99.7% of residents lived in urban areas, while 0.3% lived in rural areas.

There were 769 households in Hampton, of which 25.9% had children under the age of 18 living in them. Of all households, 54.7% were married-couple households, 16.3% were households with a male householder and no spouse or partner present, and 23.1% were households with a female householder and no spouse or partner present. About 26.2% of all households were made up of individuals, and 14.1% had someone living alone who was 65 years of age or older.

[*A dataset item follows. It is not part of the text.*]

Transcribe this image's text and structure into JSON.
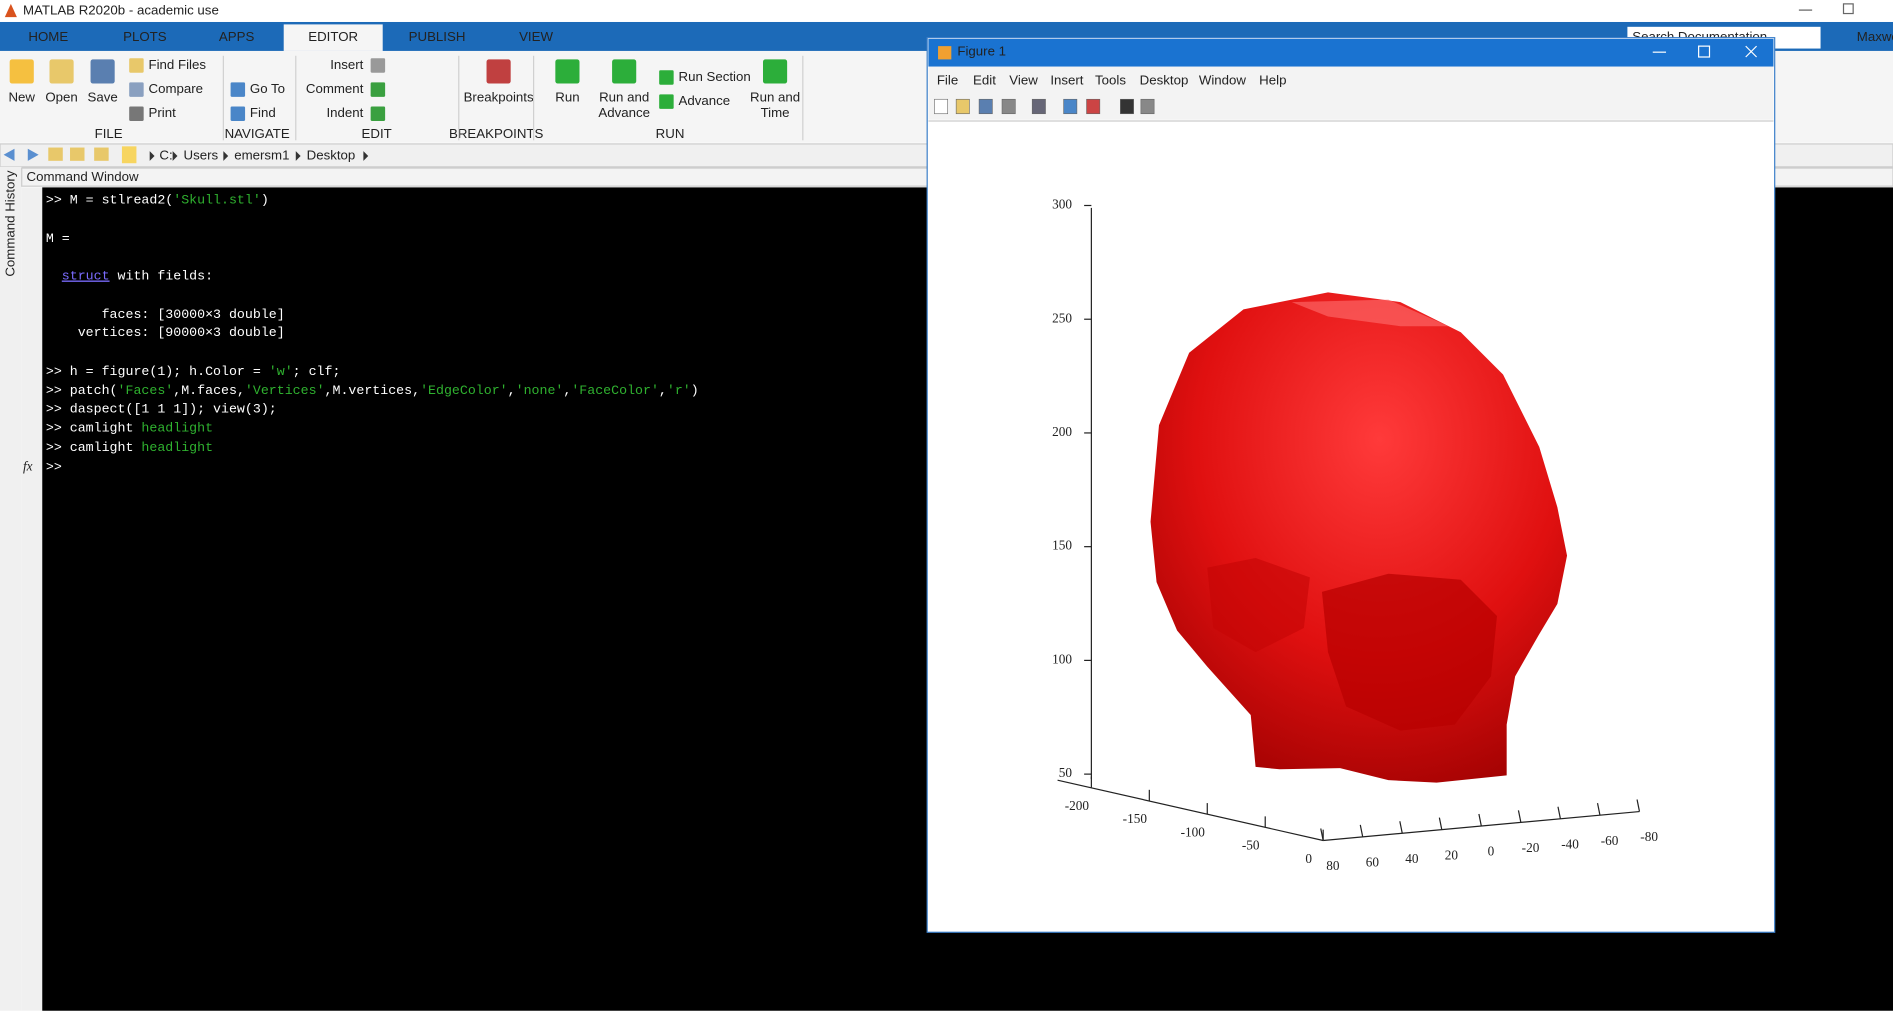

There were 808 housing units, of which 4.8% were vacant. The homeowner vacancy rate was 0.9% and the rental vacancy rate was 8.5%.

===2000 census===
As of the census of 2000, there were 1,626 people, 631 households, and 480 families residing in the village. The population density was 1,028.8 PD/sqmi. There were 661 housing units at an average density of 418.2 /sqmi. The racial makeup of the village was 95.57% White, 0.25% African American, 0.86% Native American, 0.12% Asian, 2.21% from other races, and 0.98% from two or more races. Hispanic or Latino of any race were 4.92% of the population.

There were 631 households, out of which 28.5% had children under the age of 18 living with them, 66.6% were married couples living together, 7.1% had a female householder with no husband present, and 23.9% were non-families. 20.3% of all households were made up of individuals, and 11.1% had someone living alone who was 65 years of age or older. The average household size was 2.56 and the average family size was 2.95.

In the village, the population was spread out, with 23.1% under the age of 18, 7.1% from 18 to 24, 25.5% from 25 to 44, 30.8% from 45 to 64, and 13.5% who were 65 years of age or older. The median age was 41 years. For every 100 females, there were 94.0 males. For every 100 females age 18 and over, there were 94.1 males.

The median income for a household in the village was $48,438, and the median income for a family was $59,375. Males had a median income of $42,134 versus $25,063 for females. The per capita income for the village was $22,492. About 5.4% of families and 7.3% of the population were below the poverty line, including 10.0% of those under age 18 and 9.7% of those age 65 or over.
==Transportation==
Quad Cities MetroLINK provides bus service on Route 10 connecting Hampton to destinations across the Quad Cities.

==Education==
It is in the Hampton School District 29 and the United Township High School District 30.